Agent S:example - chunhualiao/public-docs GitHub Wiki

Concrete Example Walkthrough of Agent S

Let's walk through a concrete example to illustrate how Agent S works, incorporating the technical details described in the paper.

Scenario

  • User Task (Tu):
    "In LibreOffice Calc, open the file /home/user/Documents/report.ods. Find the sum of column C (cells C2 to C50) and put the result in cell D1. Then, make the text in D1 bold."

  • Initial Environment:
    A standard Ubuntu desktop view. The file report.ods exists in the specified directory. LibreOffice Calc is not yet open.

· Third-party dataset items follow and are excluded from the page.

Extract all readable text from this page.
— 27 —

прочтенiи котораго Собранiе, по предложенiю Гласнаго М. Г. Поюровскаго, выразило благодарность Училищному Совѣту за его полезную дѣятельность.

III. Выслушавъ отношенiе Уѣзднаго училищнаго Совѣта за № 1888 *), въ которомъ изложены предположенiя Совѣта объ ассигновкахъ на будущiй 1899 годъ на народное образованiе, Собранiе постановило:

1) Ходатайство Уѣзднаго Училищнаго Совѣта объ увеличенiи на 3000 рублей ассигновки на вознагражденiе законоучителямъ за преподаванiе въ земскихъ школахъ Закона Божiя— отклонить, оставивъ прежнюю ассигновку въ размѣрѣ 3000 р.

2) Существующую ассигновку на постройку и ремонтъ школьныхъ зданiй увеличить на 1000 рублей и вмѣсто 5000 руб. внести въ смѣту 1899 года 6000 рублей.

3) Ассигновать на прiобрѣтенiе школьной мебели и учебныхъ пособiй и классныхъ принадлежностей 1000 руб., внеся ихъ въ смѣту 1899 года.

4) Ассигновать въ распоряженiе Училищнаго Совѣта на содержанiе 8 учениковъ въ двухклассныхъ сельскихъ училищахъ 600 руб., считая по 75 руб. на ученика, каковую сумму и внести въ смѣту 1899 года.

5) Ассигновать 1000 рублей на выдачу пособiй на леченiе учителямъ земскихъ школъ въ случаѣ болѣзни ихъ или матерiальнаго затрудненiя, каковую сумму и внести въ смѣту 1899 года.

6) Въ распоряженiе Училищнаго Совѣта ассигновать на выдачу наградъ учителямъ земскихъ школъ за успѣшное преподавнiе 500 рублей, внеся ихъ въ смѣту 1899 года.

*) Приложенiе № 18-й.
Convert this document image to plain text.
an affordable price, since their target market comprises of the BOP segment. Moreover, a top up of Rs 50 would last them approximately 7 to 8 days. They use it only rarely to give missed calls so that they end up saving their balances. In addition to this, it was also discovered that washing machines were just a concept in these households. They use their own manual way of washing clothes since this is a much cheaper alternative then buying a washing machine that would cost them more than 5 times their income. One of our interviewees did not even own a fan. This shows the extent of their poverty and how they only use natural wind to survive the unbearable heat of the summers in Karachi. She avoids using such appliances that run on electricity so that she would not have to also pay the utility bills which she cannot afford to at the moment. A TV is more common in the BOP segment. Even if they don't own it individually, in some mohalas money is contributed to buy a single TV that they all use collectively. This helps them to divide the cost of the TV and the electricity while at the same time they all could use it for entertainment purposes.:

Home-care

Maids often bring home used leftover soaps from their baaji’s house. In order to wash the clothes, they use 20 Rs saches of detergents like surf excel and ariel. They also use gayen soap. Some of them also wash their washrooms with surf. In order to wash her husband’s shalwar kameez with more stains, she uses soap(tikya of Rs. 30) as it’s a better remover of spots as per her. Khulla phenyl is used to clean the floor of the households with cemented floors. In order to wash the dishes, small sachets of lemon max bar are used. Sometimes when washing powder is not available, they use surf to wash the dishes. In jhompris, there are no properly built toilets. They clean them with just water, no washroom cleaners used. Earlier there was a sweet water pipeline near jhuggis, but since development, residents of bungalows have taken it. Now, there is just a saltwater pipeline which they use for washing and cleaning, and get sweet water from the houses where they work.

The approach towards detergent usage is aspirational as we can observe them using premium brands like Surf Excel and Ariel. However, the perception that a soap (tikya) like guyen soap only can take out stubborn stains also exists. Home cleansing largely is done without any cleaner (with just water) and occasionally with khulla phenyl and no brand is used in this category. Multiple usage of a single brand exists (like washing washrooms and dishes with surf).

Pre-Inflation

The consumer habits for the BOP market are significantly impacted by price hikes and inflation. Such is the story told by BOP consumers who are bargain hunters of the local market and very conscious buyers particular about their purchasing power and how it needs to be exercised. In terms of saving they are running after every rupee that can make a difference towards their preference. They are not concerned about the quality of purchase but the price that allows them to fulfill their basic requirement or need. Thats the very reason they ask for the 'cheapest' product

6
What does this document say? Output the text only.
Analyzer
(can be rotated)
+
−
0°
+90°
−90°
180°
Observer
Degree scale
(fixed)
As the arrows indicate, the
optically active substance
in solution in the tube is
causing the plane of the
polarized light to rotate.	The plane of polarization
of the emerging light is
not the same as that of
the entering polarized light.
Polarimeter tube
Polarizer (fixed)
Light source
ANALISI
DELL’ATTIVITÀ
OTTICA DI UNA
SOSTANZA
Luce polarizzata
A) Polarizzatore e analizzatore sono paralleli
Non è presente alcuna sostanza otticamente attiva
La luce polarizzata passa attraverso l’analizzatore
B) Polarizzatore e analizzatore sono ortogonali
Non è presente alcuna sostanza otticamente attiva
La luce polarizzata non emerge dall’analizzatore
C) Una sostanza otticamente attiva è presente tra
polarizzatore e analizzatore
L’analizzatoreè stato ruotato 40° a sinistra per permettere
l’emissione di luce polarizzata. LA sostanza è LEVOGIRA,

Step 0: Initial Observation (O0)

  • ACI captures:
    • Screenshot of the desktop.
    • Accessibility Tree containing interactable elements (e.g., Files icon, Documents folder icon).

Step 1: Manager - Planning

  • Observation-Aware Query:

    • Q = LLM(Tu, O0) → Generate query to plan.
  • External Knowledge Retrieval:

    • Kweb = Retrieve(Web, Q) → Instructions like opening files, using SUM formula, bolding text.
  • Internal Narrative Memory Retrieval:

    • En = Retrieve(Mn, Q) → Abstract summary of similar full tasks.
  • Fusion & Subtask Planning:

    • {(s0, Cs0), (s1, Cs1), (s2, Cs2)} = MLLM(Kfused)
      (where Kfused = LLM(En, Kweb))

    • Subtasks:

      • s0: Open /home/user/Documents/report.ods using LibreOffice Calc.
      • s1: Calculate the sum of C2 to C50 into D1.
      • s2: Make the text in D1 bold.

Step 2: Worker 0 - Execute Subtask s0 (Open File)

  • Episodic Memory Retrieval:

    • Es0 = Retrieve(Me, (Tu, s0, Cs0))
  • Trajectory Reflection:

    • Observes the execution (initially no reflection needed).
  • Action Generation & Execution:

    1. a0: Click Files icon → O1
    2. a1: Click Documents folder → O2
    3. a2: Double-click report.odsO3 (LibreOffice Calc opens)
  • Subtask Completion:

    • Worker w0 sees report.ods open. Signals DONE.

Step 3: Self-Evaluator - Update Episodic Memory (Me)

  • Summary:
    • Rs0 = S(Episode_0)
  • Storage:
    • Save(Me, (Tu, s0, Cs0), Rs0)

Step 4: Worker 1 - Execute Subtask s1 (Calculate Sum)

  • Episodic Memory Retrieval:

    • Es1 = Retrieve(Me, (Tu, s1, Cs1))
  • Action Generation & Execution:

    1. a3: Click D1 cell → O4
    2. a4: Type =SUM(C2:C50) and press Enter → O5
  • Subtask Completion:

    • Worker w1 sees the sum in D1. Signals DONE.

Step 5: Self-Evaluator - Update Episodic Memory (Me)

  • Summary:
    • Rs1 = S(Episode_1)
  • Storage:
    • Save(Me, (Tu, s1, Cs1), Rs1)

Step 6: Worker 2 - Execute Subtask s2 (Make Bold)

  • Episodic Memory Retrieval:

    • Es2 = Retrieve(Me, (Tu, s2, Cs2))
  • Action Generation & Execution:

    1. a5: Re-select D1 if needed.
    2. a6: Click Bold button → O7
  • Subtask Completion:

    • Worker w2 sees D1 text is bold. Signals DONE.

Step 7: Self-Evaluator - Update Episodic Memory (Me)

  • Summary:
    • Rs2 = S(Episode_2)
  • Storage:
    • Save(Me, (Tu, s2, Cs2), Rs2)

Step 8: Manager - Task Completion

  • Manager confirms that s0, s1, and s2 are all marked DONE. Task complete.

Step 9: Self-Evaluator - Update Narrative Memory (Mn)

  • Overall Summary:
    • Enu = S(G(Tu))
  • Storage:
    • Save(Mn, Q, Enu)

Flow Summary

  1. Manager plans high-level subtasks using web/narrative memory.
  2. Workers execute subtasks step-by-step using episodic memory and reflection.
  3. ACI handles perception and action execution.
  4. Self-Evaluator updates both episodic and narrative memories based on task outcomes.